映像的な美しさが・・・ない今のコマーシャル

個人的に二ヶ月近く漫然とした気持ちでテレビや動画サイトなどの映像媒体のコマーシャルを見てきて、昔のジョンテモーニング氏の東京モード学園のコマーシャルや今も放映されているライザップのコマーシャルには及ばないなあ、と思いました。一方で1990年前後の日本ではバブル景気の影響もあり、日本人の多数が未来に対して夢や期待を持っていた時代だったこともあって東京モード学園などのコマーシャルには「あぶらむし」が映っていたこともありました。

他には東北太平洋沖の地震が発生する前は動植物を映したり、キタキツネが川で水を飲んでいる住友林業のコマーシャルが筆者は好きでしたし、グリコの甘味のコマーシャルでブロンドヘアの外国人の女性が映っていて、女性からの支持があったらしくて、これらも映像的な美しさが求められていたのかな、と思いました。もう少し昔ですと朝青龍明徳関が横綱をつとめていた時代には黒烏龍茶のコマーシャルは食事の席に集まっている壮年の男性たちが黒烏龍茶についての歌を歌いながら食事を待っている姿も印象的でした。

機械製品だとバブル景気時代のコマーシャルは現代でも人気があるそうで、自動車だと音だけを出したり、ボディを見せなかったりしたり、音響機器だと音の美しさを視覚的に表現するコマーシャルがありました。

自動車のコマーシャルを一つ作るなら、早朝の海岸線をオープントップのクーペでクーペを横から映して視聴者から見て右から左に走るだけ、という内容にしたいです。

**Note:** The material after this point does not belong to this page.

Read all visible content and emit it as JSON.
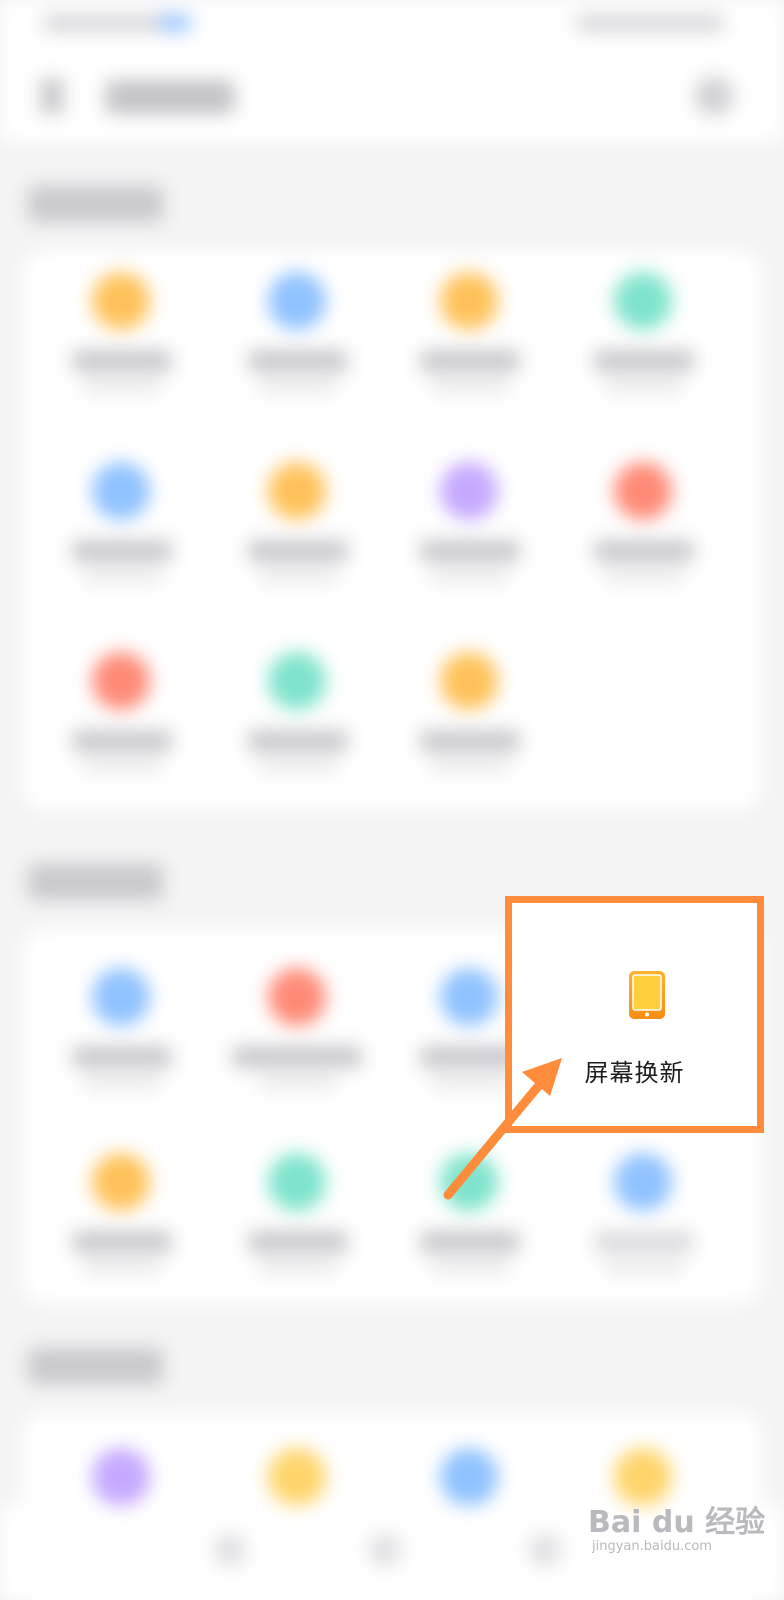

現代のコマーシャルは「リレーションシップ」にかかわる描写が多いな、と思いました。一人でアルコール飲料をたしなんだりする内容ではなくて、ウイスキーのコマーシャルだと店舗を経営している女性の店主が店を閉めて友達と飲みに出掛けたり、成年になった娘と父親がアルコール飲料を飲んでアルコール飲料の中身に対して議論をしたり、それで娘の方が父親が糖質のあるアルコールの方が美味しいと言ったことに対して娘が「出た、適応障害」のような発言をしたりする内容や、浴衣姿で女性の友達同士がアルコール飲料を楽しんだり、若い男性が中年の男性に対して「若い感性」を披露してみたり、していて昔のようにバーでマスターと一緒に二人で物静かにお酒を味わう、という「都会の中のオアシス」みたいな内容は減りました。「都会の中のオアシス」を別の言い方にするとつたない表現にはなりますが、「わびさび」になるのでしょうか。

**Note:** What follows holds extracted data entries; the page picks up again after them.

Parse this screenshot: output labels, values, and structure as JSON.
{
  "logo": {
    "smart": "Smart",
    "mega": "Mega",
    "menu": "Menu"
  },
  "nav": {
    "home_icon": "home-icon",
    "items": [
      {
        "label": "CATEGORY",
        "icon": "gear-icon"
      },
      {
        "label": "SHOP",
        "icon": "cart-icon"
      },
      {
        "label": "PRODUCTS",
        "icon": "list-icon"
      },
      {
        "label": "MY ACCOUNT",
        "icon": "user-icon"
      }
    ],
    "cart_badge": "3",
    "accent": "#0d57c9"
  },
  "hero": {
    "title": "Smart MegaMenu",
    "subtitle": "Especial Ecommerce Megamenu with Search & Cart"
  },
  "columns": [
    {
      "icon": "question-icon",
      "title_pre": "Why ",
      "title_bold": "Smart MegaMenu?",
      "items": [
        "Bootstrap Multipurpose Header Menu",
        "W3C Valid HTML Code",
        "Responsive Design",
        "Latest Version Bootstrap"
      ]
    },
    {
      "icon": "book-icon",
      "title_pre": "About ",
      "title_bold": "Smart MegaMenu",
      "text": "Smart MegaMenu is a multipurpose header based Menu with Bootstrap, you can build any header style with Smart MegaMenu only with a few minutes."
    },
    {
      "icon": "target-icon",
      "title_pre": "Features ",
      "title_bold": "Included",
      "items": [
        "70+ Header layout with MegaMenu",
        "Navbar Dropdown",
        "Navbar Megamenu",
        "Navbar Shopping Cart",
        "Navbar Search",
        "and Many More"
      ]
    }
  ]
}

アルコールのコマーシャルだけで判断するのは短絡的だとは思いますが、絵面が若いというより・・・子供っぽい印象はあるな、と思いました。付き合いを映す描写が昔より増えていて、コロナが五類に移行してから団体客に対する欲求がかなり多くなっているのかもしれません。

ゲームのコマーシャルもカードゲームだと、夢を見ている視聴者に対して現実を見せるようなコマーシャルも多く、基礎としてはルサンチマン、ステレオタイプ、印象操作で構成されているよな、と思いました。「少しは夢見させてあげてもいいんじゃないか」とは思いました。

コンピュータゲームもロールプレイングゲームはグループを作って進めていく形式なのですが、そこの人間関係がフォーカスされるコマーシャルがジャンルを問わずに増えていて、アクションゲームみたいにプレイアブルのキャラクターが華麗に動いたりするのが少なくなってはいました。恐らく、2001年発売の「エースコンバット04」のコマーシャルがアメリカやヨーロッパで「戦争を賛美している」と非難されたことも原因にあるかもしれませんし、同じ頃に「グランツーリスモ3」のコマーシャルが放映されてそれも欧米から「違法運転を奨励している」と苦情が入ったのでしょう。任天堂の「ウェーブレース」も「事故を想起させる」と言われたのかもしれませんし、「エキサイトバイク64」もイギリスみたいな国から「危険走行を奨励している」と言われたのでしょう。

現代的な観点として映像的な美しさを追究する姿勢がインターネットスラングでは「中二趣味」、海外からは「不法行為の奨励」、国内からは・・・「美しいという言葉の意味がわからない」のかもしれません。だから、「フレームの中に何人映っているか」とか「時間の中で何文字話しているのか」という評価でコマーシャルを国内では評価しているのではないかな、と思いました。